A 4" mid crossed high order at 1.8khz will not be meaningfully narrow. At some point you gotta drop the dogma and focus on actual performance... which you're not actually focusing on.
The Accuton C90 is bigger than you think it is. Sd is ~80cm^2.
A 4" driver (e.g. the ScanSpeak Disco 10F or Audax HM100Z0) will be less than half of that.
Though I did think the crossover was higher than it is (I'll assume you're right), there will still not be what I'd consider an acceptable directivity match under those constraints. Certainly not one like to a concident/Dual Concentric driver with proper crossover, or a tweeter firing through a waveguide the same size as or slightly larger than the driver below it.
So despite Jim Salk's obvious woodworking chops and Dr. Murphy's crossover design skills and voicing talent, I still say that such a speaker is not of a kind with consistent-directivity narrow pattern speakers (GedLee, Tannoy, Genelec, JBL Synthesis, KEF*, Pioneer Elite/TAD*) or consistent-directivity wider pattern speakers (Revel, JBL LSR32/LSR6332).
*The KEF Uni-Q and progeny (Pioneer/TAD) tend to converge on a 90deg pattern, but lose pattern control higher in frequency than speakers with larger mids. Except for the smaller ones, which seem to have wider patterns.
How would you compare the Accuton vs the BG Neo8 midrange?

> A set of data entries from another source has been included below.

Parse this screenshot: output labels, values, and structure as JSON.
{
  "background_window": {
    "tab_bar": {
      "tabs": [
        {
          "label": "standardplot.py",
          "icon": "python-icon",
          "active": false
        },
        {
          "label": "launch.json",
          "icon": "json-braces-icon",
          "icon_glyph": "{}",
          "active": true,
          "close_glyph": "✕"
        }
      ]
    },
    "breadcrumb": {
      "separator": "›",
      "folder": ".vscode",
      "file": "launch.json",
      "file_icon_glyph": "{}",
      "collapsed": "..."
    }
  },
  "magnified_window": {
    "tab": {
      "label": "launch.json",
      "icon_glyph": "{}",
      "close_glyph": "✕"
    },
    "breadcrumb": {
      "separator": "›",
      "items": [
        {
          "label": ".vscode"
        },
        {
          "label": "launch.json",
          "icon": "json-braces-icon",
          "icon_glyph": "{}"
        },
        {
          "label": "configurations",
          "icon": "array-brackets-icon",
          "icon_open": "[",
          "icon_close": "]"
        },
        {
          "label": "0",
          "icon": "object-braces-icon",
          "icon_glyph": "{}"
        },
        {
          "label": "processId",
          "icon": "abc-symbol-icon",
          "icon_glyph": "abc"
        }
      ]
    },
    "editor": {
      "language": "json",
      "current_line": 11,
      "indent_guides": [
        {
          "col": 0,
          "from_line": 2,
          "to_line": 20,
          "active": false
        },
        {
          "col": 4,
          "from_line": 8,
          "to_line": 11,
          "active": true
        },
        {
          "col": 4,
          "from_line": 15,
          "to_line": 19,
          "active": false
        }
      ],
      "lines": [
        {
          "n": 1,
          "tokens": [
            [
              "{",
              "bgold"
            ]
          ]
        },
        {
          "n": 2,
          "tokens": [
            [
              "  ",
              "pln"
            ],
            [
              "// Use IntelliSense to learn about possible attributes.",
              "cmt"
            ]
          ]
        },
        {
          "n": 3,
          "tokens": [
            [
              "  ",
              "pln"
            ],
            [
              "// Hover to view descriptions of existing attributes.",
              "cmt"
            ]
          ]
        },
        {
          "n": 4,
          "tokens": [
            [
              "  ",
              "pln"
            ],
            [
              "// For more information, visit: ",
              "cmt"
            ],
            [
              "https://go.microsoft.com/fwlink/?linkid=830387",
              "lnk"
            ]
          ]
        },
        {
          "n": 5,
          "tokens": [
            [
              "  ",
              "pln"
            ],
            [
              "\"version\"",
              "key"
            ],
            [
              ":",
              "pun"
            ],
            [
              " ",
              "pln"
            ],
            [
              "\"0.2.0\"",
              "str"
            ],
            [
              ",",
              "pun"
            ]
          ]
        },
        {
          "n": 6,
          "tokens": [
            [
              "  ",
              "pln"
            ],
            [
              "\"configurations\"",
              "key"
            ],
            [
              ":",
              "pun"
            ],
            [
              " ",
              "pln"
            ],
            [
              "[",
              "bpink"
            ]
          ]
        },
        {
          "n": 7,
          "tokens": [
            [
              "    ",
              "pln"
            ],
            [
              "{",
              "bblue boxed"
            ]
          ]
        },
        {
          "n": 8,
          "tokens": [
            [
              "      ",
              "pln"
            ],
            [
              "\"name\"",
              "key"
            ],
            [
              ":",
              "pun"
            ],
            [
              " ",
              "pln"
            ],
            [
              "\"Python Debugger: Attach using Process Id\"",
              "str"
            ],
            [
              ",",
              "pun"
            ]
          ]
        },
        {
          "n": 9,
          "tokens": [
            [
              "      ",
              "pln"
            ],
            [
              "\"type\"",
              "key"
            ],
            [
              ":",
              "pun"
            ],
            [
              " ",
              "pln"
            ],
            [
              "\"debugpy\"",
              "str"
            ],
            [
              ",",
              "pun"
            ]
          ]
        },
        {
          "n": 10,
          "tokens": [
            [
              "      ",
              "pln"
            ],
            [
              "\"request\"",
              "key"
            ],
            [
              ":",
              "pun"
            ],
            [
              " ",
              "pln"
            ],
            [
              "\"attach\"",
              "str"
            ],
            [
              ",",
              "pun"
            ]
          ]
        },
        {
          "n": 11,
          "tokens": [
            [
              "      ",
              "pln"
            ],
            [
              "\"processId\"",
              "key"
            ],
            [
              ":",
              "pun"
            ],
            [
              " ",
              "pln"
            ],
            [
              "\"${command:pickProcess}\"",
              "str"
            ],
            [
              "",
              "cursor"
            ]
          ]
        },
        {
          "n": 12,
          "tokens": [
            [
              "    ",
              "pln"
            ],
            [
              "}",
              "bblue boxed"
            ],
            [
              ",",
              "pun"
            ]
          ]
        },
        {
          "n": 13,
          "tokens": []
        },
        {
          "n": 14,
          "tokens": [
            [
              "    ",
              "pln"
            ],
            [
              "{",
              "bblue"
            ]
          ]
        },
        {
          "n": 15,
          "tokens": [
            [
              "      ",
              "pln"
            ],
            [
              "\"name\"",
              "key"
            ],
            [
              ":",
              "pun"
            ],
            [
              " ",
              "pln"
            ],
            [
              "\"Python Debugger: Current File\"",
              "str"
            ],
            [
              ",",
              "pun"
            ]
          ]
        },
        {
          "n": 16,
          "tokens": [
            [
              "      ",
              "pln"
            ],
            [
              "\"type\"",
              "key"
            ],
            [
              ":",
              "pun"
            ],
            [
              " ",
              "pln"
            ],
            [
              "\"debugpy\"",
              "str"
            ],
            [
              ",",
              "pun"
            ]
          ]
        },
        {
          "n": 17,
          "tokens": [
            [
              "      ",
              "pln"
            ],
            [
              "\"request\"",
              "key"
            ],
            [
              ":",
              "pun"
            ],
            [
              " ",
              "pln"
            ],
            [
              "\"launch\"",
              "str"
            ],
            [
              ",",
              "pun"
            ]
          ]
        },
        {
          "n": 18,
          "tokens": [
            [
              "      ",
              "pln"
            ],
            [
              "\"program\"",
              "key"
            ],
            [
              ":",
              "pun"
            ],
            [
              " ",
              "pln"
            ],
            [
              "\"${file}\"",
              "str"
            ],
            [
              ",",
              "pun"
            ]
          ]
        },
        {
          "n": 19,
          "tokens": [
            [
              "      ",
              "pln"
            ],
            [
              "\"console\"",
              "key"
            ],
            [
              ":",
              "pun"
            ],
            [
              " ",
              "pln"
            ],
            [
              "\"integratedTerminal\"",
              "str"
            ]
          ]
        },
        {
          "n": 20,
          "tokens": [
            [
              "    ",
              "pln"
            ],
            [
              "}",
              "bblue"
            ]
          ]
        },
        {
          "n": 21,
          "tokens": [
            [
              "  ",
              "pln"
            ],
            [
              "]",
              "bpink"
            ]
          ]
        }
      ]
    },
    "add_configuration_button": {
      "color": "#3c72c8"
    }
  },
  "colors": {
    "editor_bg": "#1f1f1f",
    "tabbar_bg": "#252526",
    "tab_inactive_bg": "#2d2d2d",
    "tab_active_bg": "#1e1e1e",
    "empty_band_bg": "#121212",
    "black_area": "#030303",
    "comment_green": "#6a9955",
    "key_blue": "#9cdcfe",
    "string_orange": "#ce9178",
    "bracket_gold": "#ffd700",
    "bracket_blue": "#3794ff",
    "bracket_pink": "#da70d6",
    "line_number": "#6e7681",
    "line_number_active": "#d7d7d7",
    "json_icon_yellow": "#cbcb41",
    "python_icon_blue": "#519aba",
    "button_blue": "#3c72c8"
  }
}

I wouldn't, because I haven't heard the Neo8. The only small planar mids I've heard are the Eminent Technology panels they sold (maybe still do) for car audio, the old Monsoon computer speaker panels that were essentially mass-produced variants of the ET panels, and the ~15 year old BG "Acculine" series (also marketed primarily to car-fi). Honestly, that kind of driver doesn't interest me much. If I wanted to deal with the placement restrictions of a directional dipole planar, I'd just buy Quad ESL-63s on the second-hand market and set them on DIY'ed dipole bass-bin stands.
FWIW, if I had to use a 5" midrange, the Accuton wouldn't be in the running. I'd probably be looking for a properly-stored NOS stash of Audax HM130Z0's, but assuming those weren't to be found, my first calls would be to B&C and BMS. Or, I'd comb Florida for speaker reconing shops that carry a recent-model 5" Uni-Q.
It occurs to me that another speaker you'd probably like quite a bit is a the Gradient Revolution. While its Seas coax isn't on the same level as modern Uni-Q's (Seas licenses IP from KEF, but IMO their coincidents are still at about the 4th gen Uni-Q level), the crossover is extraordinarily well-designed and the mid-to-upper bass is among the best I've heard in a commercial loudspeaker. Dunno how available they are here, or if they'd work as well in a typical U.S. cardboard-n-spit room as they do in a European masonry room.